Cells exhibit a limited quiescent-specific transcriptional response. (A) Heat map of the global transcriptional changes resulting from starvation for glucose (C), nitrogen (N), or phosphate (P) for increasing time, juxtaposed next to those resulting from growth at increasing doubling times. Data are shown for ∼5500 genes that are organized by unsupervised hierarchical clustering. Data for expression as a function of nutrient limitation were taken from Brauer et al. (2008) for strain Y3840 with dilution rates of 0.05 h⁻¹, 0.1 h⁻¹, 0.15 h⁻¹, 0.2 h⁻¹, 0.25 h⁻¹, and 0.3 h⁻¹ (left to right). Reference for all chemostat samples is from a glucose-limited culture with a dilution rate of 0.25 h⁻¹. Starvation data were obtained with strain Y3358 starved for 30 min, 90 min, 270 min, 1 d, 2 d, 3 d, 4 d, or 8 d (left to right), normalized as described in the Materials and Methods to the reference culture in Brauer et al. (2008).
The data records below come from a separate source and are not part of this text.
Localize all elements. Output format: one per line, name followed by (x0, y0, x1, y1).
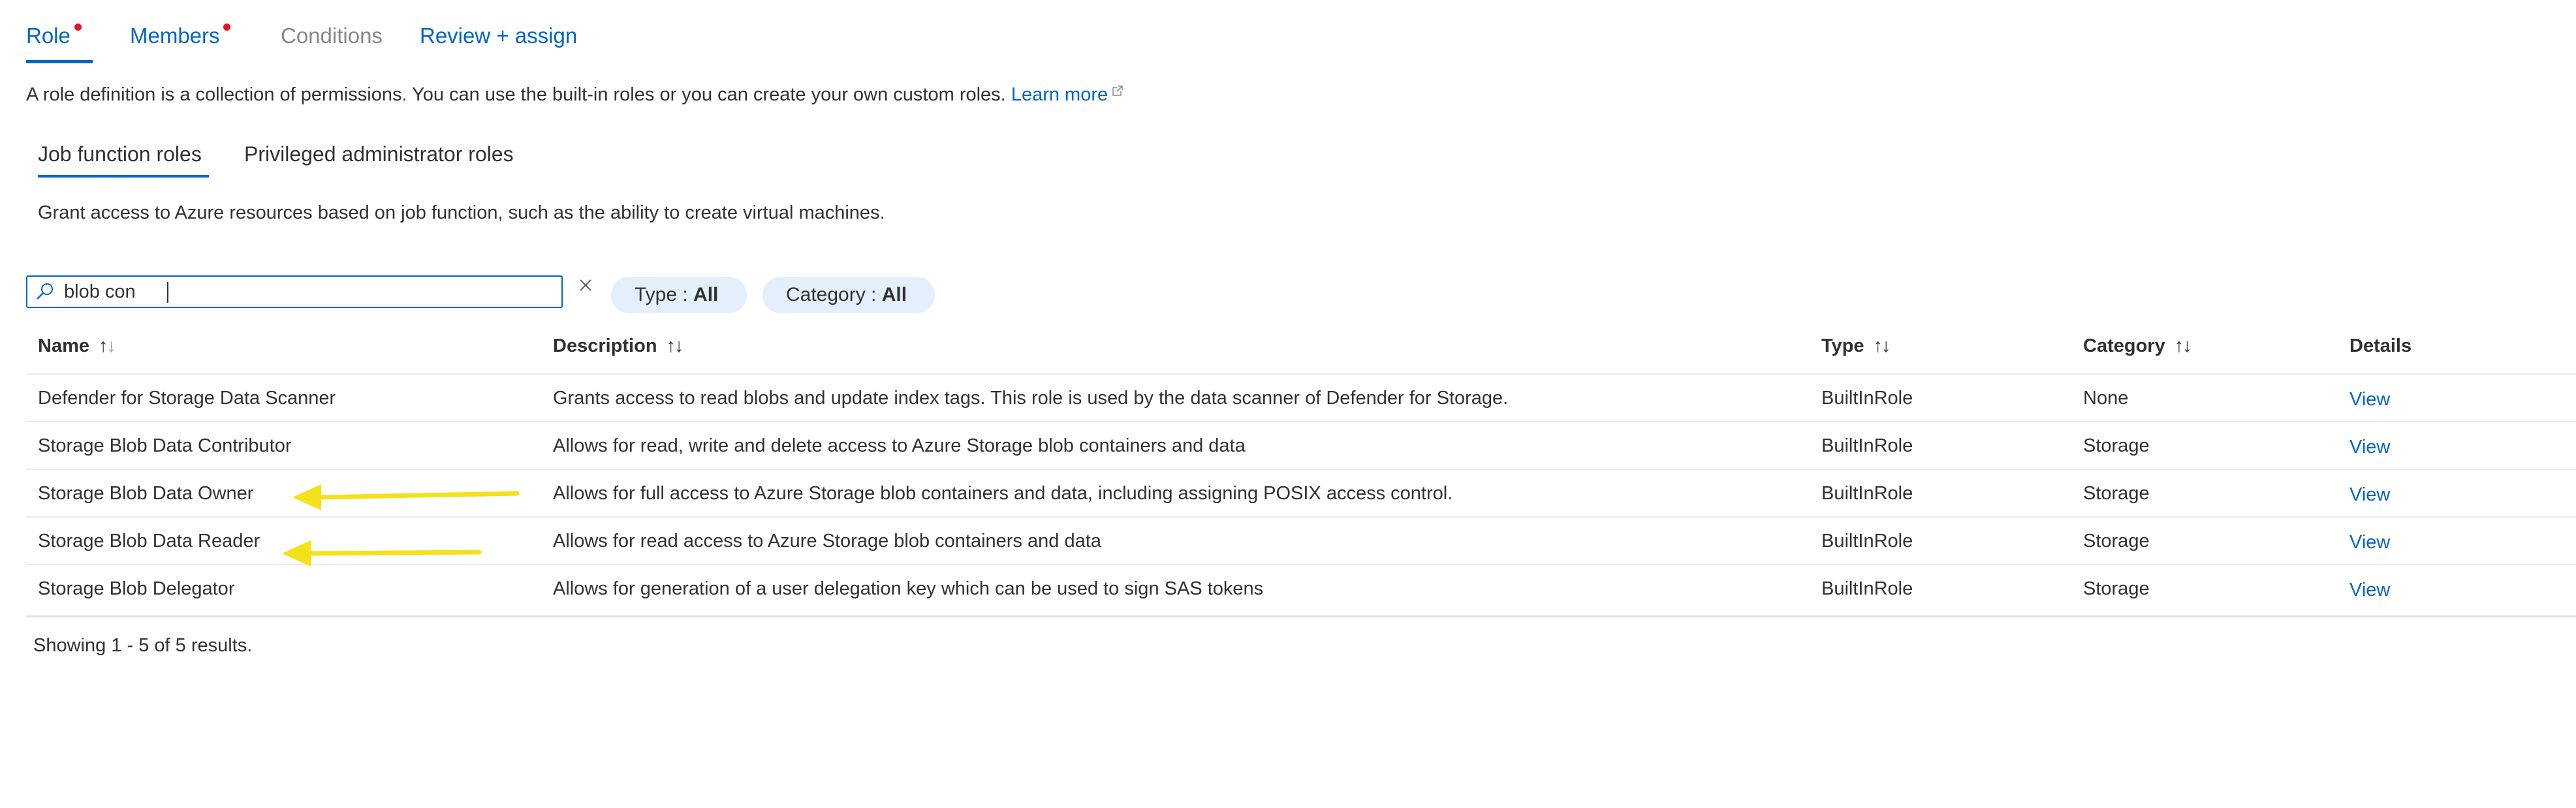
role-type: BuiltInRole (1821, 388, 1913, 409)
column-header-type[interactable]: Type ↑↓ (1821, 335, 1891, 357)
role-description: Allows for read access to Azure Storage … (553, 531, 1101, 552)
row-divider (26, 469, 2576, 470)
tab-members[interactable]: Members (130, 23, 230, 48)
column-header-details-label: Details (2349, 335, 2412, 356)
view-details-link[interactable]: View (2349, 437, 2390, 458)
column-header-description[interactable]: Description ↑↓ (553, 335, 684, 357)
sort-icon: ↑↓ (2174, 335, 2192, 356)
category-filter-label: Category : (786, 284, 882, 305)
external-link-icon (1112, 85, 1123, 96)
table-bottom-border (26, 615, 2576, 617)
search-input[interactable] (64, 279, 547, 304)
column-header-description-label: Description (553, 335, 657, 356)
view-details-link[interactable]: View (2349, 484, 2390, 506)
role-category: Storage (2083, 531, 2150, 552)
tab-members-label: Members (130, 23, 220, 48)
header-divider (26, 373, 2576, 375)
column-header-name-label: Name (38, 335, 89, 356)
tab-role-label: Role (26, 23, 71, 48)
search-icon (37, 283, 53, 300)
results-count: Showing 1 - 5 of 5 results. (33, 635, 253, 656)
role-category: Storage (2083, 483, 2150, 504)
search-box[interactable] (26, 275, 563, 308)
required-dot-icon (223, 23, 230, 31)
required-dot-icon (74, 23, 82, 31)
text-caret (167, 282, 168, 303)
learn-more-link[interactable]: Learn more (1011, 84, 1123, 105)
role-name: Storage Blob Data Contributor (38, 435, 292, 456)
subtab-job-function-label: Job function roles (38, 142, 202, 166)
tab-conditions[interactable]: Conditions (281, 23, 383, 48)
sort-icon: ↑↓ (666, 335, 684, 356)
role-type: BuiltInRole (1821, 578, 1913, 599)
intro-text: A role definition is a collection of per… (26, 84, 1123, 106)
type-filter-pill[interactable]: Type : All (611, 277, 747, 313)
role-type: BuiltInRole (1821, 483, 1913, 504)
sort-icon: ↑↓ (1873, 335, 1891, 356)
category-filter-value: All (881, 284, 907, 305)
sort-icon: ↑↓ (99, 335, 116, 356)
role-type: BuiltInRole (1821, 435, 1913, 456)
row-divider (26, 421, 2576, 422)
column-header-category-label: Category (2083, 335, 2165, 356)
active-subtab-indicator (38, 175, 209, 178)
role-category: None (2083, 388, 2129, 409)
intro-description: A role definition is a collection of per… (26, 84, 1006, 105)
column-header-type-label: Type (1821, 335, 1864, 356)
arrow-left-icon (282, 540, 482, 567)
role-name: Defender for Storage Data Scanner (38, 388, 336, 409)
role-category: Storage (2083, 435, 2150, 456)
subtab-privileged-admin-roles[interactable]: Privileged administrator roles (244, 142, 514, 166)
role-description: Grants access to read blobs and update i… (553, 388, 1509, 409)
view-details-link[interactable]: View (2349, 532, 2390, 553)
subtab-job-function-roles[interactable]: Job function roles (38, 142, 202, 166)
arrow-left-icon (292, 484, 520, 510)
learn-more-label: Learn more (1011, 84, 1108, 105)
type-filter-value: All (693, 284, 719, 305)
role-description: Allows for full access to Azure Storage … (553, 483, 1453, 504)
tab-role[interactable]: Role (26, 23, 82, 48)
role-name: Storage Blob Data Owner (38, 483, 254, 504)
category-filter-pill[interactable]: Category : All (762, 277, 935, 313)
role-description: Allows for read, write and delete access… (553, 435, 1246, 456)
tab-review-assign[interactable]: Review + assign (420, 23, 577, 48)
view-details-link[interactable]: View (2349, 580, 2390, 601)
role-name: Storage Blob Delegator (38, 578, 235, 599)
column-header-details: Details (2349, 335, 2411, 357)
clear-search-icon[interactable] (577, 277, 595, 295)
subtab-privileged-label: Privileged administrator roles (244, 142, 514, 166)
role-description: Allows for generation of a user delegati… (553, 578, 1264, 599)
role-category: Storage (2083, 578, 2150, 599)
column-header-category[interactable]: Category ↑↓ (2083, 335, 2192, 357)
role-type: BuiltInRole (1821, 531, 1913, 552)
type-filter-label: Type : (635, 284, 694, 305)
active-tab-indicator (26, 60, 93, 63)
view-details-link[interactable]: View (2349, 389, 2390, 411)
role-name: Storage Blob Data Reader (38, 531, 260, 552)
tab-review-assign-label: Review + assign (420, 23, 578, 48)
row-divider (26, 516, 2576, 518)
subtab-description: Grant access to Azure resources based on… (38, 202, 885, 223)
column-header-name[interactable]: Name ↑↓ (38, 335, 116, 357)
tab-conditions-label: Conditions (281, 23, 383, 48)
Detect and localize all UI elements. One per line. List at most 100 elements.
Bars immediately to the left of the data identify those genes that show either growth rate-specific gene expression (green) or quiescence-specific gene expression over all three nutrient conditions. (B) Expression patterns of genes showing growth rate-specific expression (left), quiescence expression (middle), or both (right) are organized as in A.

Figure 3.

Metabolic profiles differ during starvation for different nutrients. Relative metabolite levels in nutrient-starved and nutrient-limited cultures were obtained as described in the Materials and Methods and are represented as a heat map, organized as in Figure 2A. The reference for all samples is from an exponential culture growing on SD.

Figure 4.

Trehalose metabolism in starved cells. Relative trehalose levels (top panel) and TPS2 mRNA levels (bottom panel) are shown following starvation for glucose, nitrogen, or phosphate, and as a function of dilution rate in chemostats limiting for those nutrients. The reference for all samples is from an exponential culture growing on SD. The data for starvation and limitation in each panel are plotted using the same vertical axis scale

Figure 5.

Discordance in TCA cycle intermediates and gene expression levels during starvation. On a diagram of the TCA cycle consisting of the TCA cycle intermediates (ovals) and the genes encoding enzymes (rounded rectangles) catalyzing interconversion of those intermediates are indicated the change in levels of the metabolites and mRNAs at 4 d of starvation for glucose (top panel), nitrogen (middle panel), or phosphate (bottom panel) relative to those in cells growing exponentially on SD.